Unusually in these times saturated with the minutiae of celebrity life, there is no superlative press release issued with this EP and little information available on the internet. This paucity of background detail is a predicament faced by those reviewing this EP before me, if the scant online critiques are anything to go by.

However, from what I can glean via a Holmesian trawl through their official website and others, The Dark Sky Singers are a folk collective based in South Shields in North East England.

Perhaps the band all have challenging day jobs and struggle to update their website after a hard day’s milling, threshing or weaving, though more likely the intention is to force jaded hacks to focus on the music – this is obviously no bad thing, so I’d probably best make a start.

As an introduction to The Dark Sky Singers, this EP offers an interesting little microcosm, with seven distinct tracks that are over in fifteen minutes. The first of these is Fabel, a short instrumental with crowd background noise mixed louder than the actual instruments themselves.

This is surprisingly effective and could be a recording of the warm, expectant air before an intimate gig, showcasing the gentle hubbub of clatter and chatter as the venue starts to fill. 

With seats taken and flagons of ale in hand, all is set for the EP to begin proper with Stars, a banjo-led ditty with a strong, repetitive lyrical refrain. Atmospheric with gently-strummed acoustic guitar and a horn section, it’s a quietly confident slow-burner bolstered by a pattering rhythm that could almost be jigged to.

This song introduces the male lead vocals that feature throughout, though unusually I’m unable to name the protagonist for reasons described above. Suffice to say that they are solid, semi-hushed and suitable, without attempting Joni Mitchell acrobatics. 

In Piano, said singer’s vowels hint at the North-East origins of the band, supported by what sound like appropriately-coastal seagull samples.
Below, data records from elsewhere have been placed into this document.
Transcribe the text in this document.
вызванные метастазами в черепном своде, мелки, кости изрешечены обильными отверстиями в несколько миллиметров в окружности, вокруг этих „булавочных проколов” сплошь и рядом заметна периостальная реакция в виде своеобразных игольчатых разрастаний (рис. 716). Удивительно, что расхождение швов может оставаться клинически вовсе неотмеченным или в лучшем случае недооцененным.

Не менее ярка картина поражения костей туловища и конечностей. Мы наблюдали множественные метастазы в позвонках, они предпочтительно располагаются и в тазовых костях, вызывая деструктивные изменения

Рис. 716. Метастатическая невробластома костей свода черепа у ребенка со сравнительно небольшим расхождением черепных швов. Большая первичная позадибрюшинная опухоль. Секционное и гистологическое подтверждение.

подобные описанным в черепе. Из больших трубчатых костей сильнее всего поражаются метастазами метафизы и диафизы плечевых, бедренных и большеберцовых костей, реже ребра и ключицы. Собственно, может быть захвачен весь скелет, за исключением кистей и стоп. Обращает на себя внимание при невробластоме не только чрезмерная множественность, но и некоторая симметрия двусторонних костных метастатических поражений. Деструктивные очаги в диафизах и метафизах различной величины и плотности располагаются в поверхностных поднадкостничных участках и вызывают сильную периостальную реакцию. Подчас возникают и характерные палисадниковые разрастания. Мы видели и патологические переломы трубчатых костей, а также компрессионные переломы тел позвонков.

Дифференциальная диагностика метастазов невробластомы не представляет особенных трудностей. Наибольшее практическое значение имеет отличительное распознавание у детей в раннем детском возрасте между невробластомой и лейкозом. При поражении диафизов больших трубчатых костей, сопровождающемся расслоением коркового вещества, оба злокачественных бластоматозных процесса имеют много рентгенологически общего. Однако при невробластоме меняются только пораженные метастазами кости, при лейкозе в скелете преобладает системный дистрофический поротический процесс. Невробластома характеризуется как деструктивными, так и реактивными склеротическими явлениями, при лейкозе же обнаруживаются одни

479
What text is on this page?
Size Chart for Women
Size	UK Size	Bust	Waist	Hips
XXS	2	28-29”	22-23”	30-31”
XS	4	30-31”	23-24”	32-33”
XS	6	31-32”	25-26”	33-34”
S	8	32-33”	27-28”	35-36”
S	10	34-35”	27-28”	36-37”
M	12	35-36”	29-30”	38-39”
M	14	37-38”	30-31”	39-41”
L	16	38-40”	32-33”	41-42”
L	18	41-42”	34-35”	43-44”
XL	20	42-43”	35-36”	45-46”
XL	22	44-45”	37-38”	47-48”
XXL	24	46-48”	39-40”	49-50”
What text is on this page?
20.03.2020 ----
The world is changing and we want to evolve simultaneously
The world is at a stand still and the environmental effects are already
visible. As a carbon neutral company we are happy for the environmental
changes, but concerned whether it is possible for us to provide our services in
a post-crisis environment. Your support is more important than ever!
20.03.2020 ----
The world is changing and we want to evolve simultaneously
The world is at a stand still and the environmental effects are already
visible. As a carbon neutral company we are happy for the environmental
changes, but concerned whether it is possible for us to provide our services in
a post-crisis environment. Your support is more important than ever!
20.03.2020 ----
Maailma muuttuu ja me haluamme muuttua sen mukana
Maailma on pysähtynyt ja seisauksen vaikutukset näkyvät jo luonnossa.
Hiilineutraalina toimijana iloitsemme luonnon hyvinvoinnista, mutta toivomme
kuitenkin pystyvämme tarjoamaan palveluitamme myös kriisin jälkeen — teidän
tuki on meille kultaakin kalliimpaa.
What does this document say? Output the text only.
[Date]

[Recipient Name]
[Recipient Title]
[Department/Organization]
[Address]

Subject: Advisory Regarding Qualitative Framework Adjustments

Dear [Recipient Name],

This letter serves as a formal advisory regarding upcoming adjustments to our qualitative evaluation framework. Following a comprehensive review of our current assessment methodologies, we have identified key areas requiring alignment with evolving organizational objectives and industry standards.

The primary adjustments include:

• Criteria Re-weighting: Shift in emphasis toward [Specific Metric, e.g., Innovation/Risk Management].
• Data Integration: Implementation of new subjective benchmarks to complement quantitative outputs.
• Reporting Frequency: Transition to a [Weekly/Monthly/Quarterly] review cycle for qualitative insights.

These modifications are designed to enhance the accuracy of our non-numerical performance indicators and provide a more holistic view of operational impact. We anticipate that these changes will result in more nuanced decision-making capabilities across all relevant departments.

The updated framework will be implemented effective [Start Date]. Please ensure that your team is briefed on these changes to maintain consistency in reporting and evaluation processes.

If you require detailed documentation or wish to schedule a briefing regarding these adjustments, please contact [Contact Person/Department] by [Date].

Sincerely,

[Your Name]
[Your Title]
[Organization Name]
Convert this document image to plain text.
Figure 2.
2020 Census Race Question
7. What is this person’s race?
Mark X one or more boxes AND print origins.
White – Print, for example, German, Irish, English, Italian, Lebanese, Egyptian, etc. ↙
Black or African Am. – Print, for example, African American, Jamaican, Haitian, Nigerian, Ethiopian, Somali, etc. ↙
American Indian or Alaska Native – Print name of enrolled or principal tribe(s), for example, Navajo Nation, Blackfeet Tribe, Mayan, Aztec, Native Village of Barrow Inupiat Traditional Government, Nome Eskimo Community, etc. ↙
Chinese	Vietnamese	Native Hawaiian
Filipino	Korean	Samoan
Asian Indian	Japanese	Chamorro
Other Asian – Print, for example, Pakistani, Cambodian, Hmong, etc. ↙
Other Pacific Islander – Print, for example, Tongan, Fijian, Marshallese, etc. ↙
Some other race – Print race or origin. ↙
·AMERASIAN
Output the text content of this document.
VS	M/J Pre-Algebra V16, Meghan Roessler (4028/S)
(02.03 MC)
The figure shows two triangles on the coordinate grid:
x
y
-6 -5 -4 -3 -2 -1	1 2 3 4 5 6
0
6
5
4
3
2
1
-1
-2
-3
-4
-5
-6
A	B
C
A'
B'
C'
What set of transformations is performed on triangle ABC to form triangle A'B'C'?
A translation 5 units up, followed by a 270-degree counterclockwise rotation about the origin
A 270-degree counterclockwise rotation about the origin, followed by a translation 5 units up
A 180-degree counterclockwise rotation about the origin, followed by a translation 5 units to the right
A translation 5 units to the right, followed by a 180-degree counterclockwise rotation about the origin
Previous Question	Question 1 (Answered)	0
It’s pleasant enough and probably the most suitable track for a mass audience, but it’s a touch throwaway and there are better songs on the EP.

Indeed, a better song to these ears is One Hundred Years.  Its nylon-strung acoustic guitars are played in a manner that evokes mandolins, which with the plaintive accordion lends a slightly Eastern European feel. There is also a hugely effective female vocal harmonising with the lead – more of this would have been nice, though perhaps it’s preferable to use such tactics sparingly.

Influences aren’t always immediately apparent, though the instrumentation on Will You Go resembles REM’s Find The River, whereas Rocking Chair is piano-led, its majestic opening resembling Simon and Garfunkel’s take on Silent Night.

By way of bookending the songs with short instrumentals, the EP closes with The Willows – a rather dark, ambient offering that fuses indistinct textures, the inclusion of which characterises the light and shade offered by the band throughout the EP.

Despite maintaining a limited online presence, it appears that gentle rumblings are afoot – the band have made it onto both Guy Garvey and Gideon Coe’s respective BBC playlists in recent months. Who needs a PR machine in hyperdrive? Sometimes good songs and word of mouth really are all you need.